Figure 3: GRPO achieves higher accuracy on both trained and held-out languages, in contrast to the limited transfer of SFT.

Mechanistic Insights: Language Routing and Specialization

Thorough mechanistic analysis, using recently introduced interpretability frameworks (LAHIS, LAPE), reveals profound architectural reorganization induced by GRPO:

  • Delayed and redistributed language specialization: Non-Latin scripts (Arabic, Japanese, Chinese) allocate language-specific neurons to later layers post-GRPO, while Latin and Cyrillic scripts exhibit earlier specialization, indicating a bifurcation in representation strategies. Figure 4

    Figure 4: Late-layers accumulate script-dependent specialization, whereas Latin scripts' neurons shift to intermediate layers under GRPO.

  • English-alignment effect: GRPO increases the count of English-specific neurons (+38%) and reduces those for certain low-resource languages, underscoring RL's tendency to “squeeze” reasoning through the most stable (English-centric) pathways.
  • Routed attention heads: Baseline models concentrate language routing in the first attention layer. GRPO and SFT redistribute this load, but GRPO disperses language-important attention heads more broadly, reducing early routing dependence and yielding deeper, more flexible language identification. Figure 5

    Figure 5: Language-important heads are less concentrated at low layers post-GRPO, distributing language routing across the stack.

  • Cross-lingual consistency in output layers: GRPO-modified models overcome the persistent failure mode where the correct answer is retrieved in English but not correctly expressed in the target language. Layer-wise rank analysis shows target language tokens overtaking English tokens at deeper layers.

Qualitative Error Analysis

Proper noun questions—subject to Wikidata's Anglophone bias—persist as a challenging regime. In these cases, the reward structure can inadvertently reinforce the model's inclination to output English forms or Anglicized answers, particularly in languages closely related by script. This subtle phenomenon suggests the need for further reward shaping or dataset curation.

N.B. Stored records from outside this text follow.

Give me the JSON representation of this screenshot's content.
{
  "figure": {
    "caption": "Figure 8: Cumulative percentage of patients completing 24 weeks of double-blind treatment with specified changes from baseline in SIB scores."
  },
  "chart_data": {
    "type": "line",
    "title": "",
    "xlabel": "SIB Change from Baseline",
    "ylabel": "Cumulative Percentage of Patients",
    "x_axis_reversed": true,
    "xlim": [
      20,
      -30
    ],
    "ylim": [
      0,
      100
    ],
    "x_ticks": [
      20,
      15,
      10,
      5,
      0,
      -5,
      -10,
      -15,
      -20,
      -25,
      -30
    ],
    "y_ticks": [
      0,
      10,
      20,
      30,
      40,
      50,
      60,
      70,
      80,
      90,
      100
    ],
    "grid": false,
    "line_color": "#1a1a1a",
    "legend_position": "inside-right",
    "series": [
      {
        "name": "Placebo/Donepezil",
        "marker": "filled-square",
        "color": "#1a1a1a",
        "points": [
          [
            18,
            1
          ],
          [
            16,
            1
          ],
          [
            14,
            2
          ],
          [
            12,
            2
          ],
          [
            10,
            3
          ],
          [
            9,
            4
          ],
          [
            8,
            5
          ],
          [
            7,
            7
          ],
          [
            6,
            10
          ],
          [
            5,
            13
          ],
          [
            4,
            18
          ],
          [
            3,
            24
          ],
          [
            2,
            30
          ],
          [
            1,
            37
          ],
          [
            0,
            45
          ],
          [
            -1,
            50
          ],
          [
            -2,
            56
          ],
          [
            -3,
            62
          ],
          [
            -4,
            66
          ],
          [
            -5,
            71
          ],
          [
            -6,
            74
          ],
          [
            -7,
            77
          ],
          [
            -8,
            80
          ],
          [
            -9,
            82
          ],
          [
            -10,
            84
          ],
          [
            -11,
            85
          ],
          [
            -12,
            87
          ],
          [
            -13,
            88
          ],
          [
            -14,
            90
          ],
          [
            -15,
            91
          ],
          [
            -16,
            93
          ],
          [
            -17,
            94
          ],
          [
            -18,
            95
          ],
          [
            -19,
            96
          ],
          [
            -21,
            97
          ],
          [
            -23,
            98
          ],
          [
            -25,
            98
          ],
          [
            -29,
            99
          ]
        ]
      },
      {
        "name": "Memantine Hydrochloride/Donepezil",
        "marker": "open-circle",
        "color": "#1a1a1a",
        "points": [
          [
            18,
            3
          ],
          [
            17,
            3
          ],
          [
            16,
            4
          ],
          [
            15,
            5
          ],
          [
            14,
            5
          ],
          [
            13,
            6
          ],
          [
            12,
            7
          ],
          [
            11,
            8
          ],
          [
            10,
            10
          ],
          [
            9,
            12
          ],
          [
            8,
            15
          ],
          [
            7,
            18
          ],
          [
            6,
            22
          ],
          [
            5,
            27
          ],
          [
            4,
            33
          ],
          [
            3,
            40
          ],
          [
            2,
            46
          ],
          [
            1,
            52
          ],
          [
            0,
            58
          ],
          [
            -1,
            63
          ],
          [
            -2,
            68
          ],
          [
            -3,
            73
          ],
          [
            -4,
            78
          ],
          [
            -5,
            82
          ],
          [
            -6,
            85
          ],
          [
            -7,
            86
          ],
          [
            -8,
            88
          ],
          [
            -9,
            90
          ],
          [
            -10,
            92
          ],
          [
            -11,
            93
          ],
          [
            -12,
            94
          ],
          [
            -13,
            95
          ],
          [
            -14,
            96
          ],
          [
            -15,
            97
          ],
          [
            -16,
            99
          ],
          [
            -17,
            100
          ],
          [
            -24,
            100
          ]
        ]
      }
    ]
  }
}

Broader Implications and Future Directions

The results firmly demonstrate that cross-lingual factual inconsistency is primarily one of knowledge access and routing, not parametric deficiency. Consistency-driven RL (GRPO) efficiently restructures language interfaces towards shared, robust pathways, improving factual access in a scalable, post-hoc manner—circumventing the cost and instability of CPT. While LLMs' underlying English-centric structure persists and even amplifies under RL, routing through stable representations can be leveraged for robust multilingual deployment.

Practical implications include significantly improved performance in mid- and low-resource languages, with positive transfer to unseen scripts contingent on token overlap and representation proximity. The approach supports rapid cross-lingual enhancement of English-centric LLMs, particularly valuable in scenarios with limited parallel corpora availability and where large-scale retraining is infeasible.

Theoretically, the work provides evidence for the utility of consistency rewards in eliciting robust, generalizable latent alignment, opening avenues for fine-grained reward engineering and the design of intrinsic objectives targeting representational entanglement. However, fine reward shaping and benchmark extension are required to mitigate residual bias (especially in proper nouns) and fully generalize gains beyond surface recall to reasoning-intensive and open-domain tasks.

Conclusion

Consistency-driven RL via GRPO, applied to a parallel multilingual factual QA dataset, robustly improves cross-lingual factual recall in English-dominant LLMs. The improvements arise not from increased knowledge, but from restructured language routing and enhanced target-language mapping. Mechanistic analysis reveals deep changes in the allocation of neurons and attention resources, with a clear bifurcation by script and deeper, more language-agnostic inference pathways. The approach effectively enables multilingual robustness without the trade-offs associated with continual pretraining. These findings establish a solid methodological basis for post-hoc cross-lingual adaptation strategies and point to the critical importance of reward structure and dataset design for future advances in multilingual LLM policy shaping.